Le pays dispose bel et bien de sa propre compagnie aérienne, à savoir LAC (Lignes Aériennes Congolaises). En dépit de la volonté de certains décideurs politiques de l’enterrer vivante, elle tient encore la tête hors du trou de sa tombe. Et pour démontrer qu’elle garde encore son souffle de vie, elle vient de financer, sur fonds propres, le check de son Boeing 737 dans les ateliers d’EAS Services, à Perpignan (France). Mais depuis son retour au pays, il y a presqu’un mois, ce Boeing 737 est cloué au hangar technique de LAC à l’aéroport international de N’Djili.

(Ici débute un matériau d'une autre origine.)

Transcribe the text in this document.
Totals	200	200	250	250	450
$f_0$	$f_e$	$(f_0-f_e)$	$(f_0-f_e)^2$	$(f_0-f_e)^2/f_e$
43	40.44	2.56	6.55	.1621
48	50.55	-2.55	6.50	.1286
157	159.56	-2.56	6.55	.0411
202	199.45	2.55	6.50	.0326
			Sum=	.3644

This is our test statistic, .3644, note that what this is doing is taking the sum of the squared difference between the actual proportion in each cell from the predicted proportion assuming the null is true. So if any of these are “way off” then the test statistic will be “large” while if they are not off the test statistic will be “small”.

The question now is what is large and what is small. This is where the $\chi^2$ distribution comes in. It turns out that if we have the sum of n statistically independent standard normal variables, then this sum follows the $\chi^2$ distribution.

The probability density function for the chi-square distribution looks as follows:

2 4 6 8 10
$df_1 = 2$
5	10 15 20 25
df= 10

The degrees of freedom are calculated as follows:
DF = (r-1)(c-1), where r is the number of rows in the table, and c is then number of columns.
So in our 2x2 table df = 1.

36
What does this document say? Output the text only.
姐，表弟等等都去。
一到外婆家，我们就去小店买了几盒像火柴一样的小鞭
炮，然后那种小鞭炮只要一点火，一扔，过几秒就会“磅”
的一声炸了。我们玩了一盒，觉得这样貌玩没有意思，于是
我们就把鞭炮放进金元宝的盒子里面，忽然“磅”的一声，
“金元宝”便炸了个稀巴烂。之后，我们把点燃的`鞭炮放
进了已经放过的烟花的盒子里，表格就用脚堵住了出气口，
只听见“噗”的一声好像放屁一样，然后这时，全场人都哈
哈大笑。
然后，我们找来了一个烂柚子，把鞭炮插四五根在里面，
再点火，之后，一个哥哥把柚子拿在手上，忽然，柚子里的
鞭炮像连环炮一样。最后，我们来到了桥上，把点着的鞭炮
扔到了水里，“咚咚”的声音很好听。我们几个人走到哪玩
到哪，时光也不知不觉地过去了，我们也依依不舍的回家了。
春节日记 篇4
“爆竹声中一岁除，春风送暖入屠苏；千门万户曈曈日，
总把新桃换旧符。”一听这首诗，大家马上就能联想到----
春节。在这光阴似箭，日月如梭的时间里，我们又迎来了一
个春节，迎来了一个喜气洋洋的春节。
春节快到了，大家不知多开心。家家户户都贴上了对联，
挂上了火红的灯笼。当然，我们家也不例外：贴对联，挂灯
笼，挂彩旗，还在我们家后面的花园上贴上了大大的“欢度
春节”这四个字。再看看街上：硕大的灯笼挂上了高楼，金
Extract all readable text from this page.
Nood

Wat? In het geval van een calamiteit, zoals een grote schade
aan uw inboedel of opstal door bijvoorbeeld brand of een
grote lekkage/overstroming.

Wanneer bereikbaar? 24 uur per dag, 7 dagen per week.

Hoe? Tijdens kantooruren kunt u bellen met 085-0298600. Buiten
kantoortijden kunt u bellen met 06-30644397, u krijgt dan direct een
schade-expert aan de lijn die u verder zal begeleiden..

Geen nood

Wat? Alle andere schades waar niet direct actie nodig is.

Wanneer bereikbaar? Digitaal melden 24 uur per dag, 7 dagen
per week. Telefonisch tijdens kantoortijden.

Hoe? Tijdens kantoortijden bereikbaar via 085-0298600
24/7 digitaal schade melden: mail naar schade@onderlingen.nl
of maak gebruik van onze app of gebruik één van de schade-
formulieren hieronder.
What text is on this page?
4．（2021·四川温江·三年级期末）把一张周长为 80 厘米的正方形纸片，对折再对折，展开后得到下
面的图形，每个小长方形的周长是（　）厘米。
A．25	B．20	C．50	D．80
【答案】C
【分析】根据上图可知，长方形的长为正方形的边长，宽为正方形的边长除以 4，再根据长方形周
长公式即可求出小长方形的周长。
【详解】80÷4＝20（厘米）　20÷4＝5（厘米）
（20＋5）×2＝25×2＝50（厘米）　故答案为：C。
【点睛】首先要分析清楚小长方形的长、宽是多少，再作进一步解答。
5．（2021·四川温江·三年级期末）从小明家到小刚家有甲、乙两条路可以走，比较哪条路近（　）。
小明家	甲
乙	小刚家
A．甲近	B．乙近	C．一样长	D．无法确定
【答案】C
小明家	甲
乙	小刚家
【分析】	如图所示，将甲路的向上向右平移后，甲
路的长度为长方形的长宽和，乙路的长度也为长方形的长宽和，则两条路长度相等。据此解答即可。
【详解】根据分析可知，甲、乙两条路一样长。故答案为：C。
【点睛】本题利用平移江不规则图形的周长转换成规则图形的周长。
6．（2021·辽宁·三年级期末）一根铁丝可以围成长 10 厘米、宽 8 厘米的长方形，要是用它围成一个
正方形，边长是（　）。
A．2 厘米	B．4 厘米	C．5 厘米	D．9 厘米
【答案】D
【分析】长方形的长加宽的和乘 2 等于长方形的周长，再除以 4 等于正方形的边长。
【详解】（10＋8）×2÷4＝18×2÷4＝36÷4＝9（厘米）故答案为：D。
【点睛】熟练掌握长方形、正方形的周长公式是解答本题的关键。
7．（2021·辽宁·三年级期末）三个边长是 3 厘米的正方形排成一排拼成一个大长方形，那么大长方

A en croire des sources proches du dossier, cet aéronef ne peut pas reprendre le trafic domestique et international à cause de la rétention de sa licence d’exploitation, que l’on attribue au cabinet du ministre des Transports et Voies de Communication. Pourtant, l’organe technique habilité à régler cette matière, à savoir l’AAC (Autorité de l’Aviation Civile), a déjà donné son avis favorable, après examen du dossier et le paiement, par cette compagnie, de ses obligations financières vis-à-vis de la DGRAD à hauteur de 5.000 Usd (dollars américains cinq mille) depuis 2012.

S’exprimant à propos de la mise à mort planifiée et injustifiée de leur société, des délégués syndicaux de LAC font remarquer qu’elle a le statut d’entreprise publique transformée en société commerciale. Par conséquent, elle bénéficie, au même titre que la SNEL, la SCTP, la Gecamines, la RVA…du moratoire de 36 mois accordés à toutes les sociétés d’Etat jouissant du même statut et partant exemptées de toute mesure de dissolution. D’où, le ministre des Transports et Voies de Communication, qui s’est précité à rayer les LAC de la carte des entreprises de l’Etat, devrait revoir sa copie.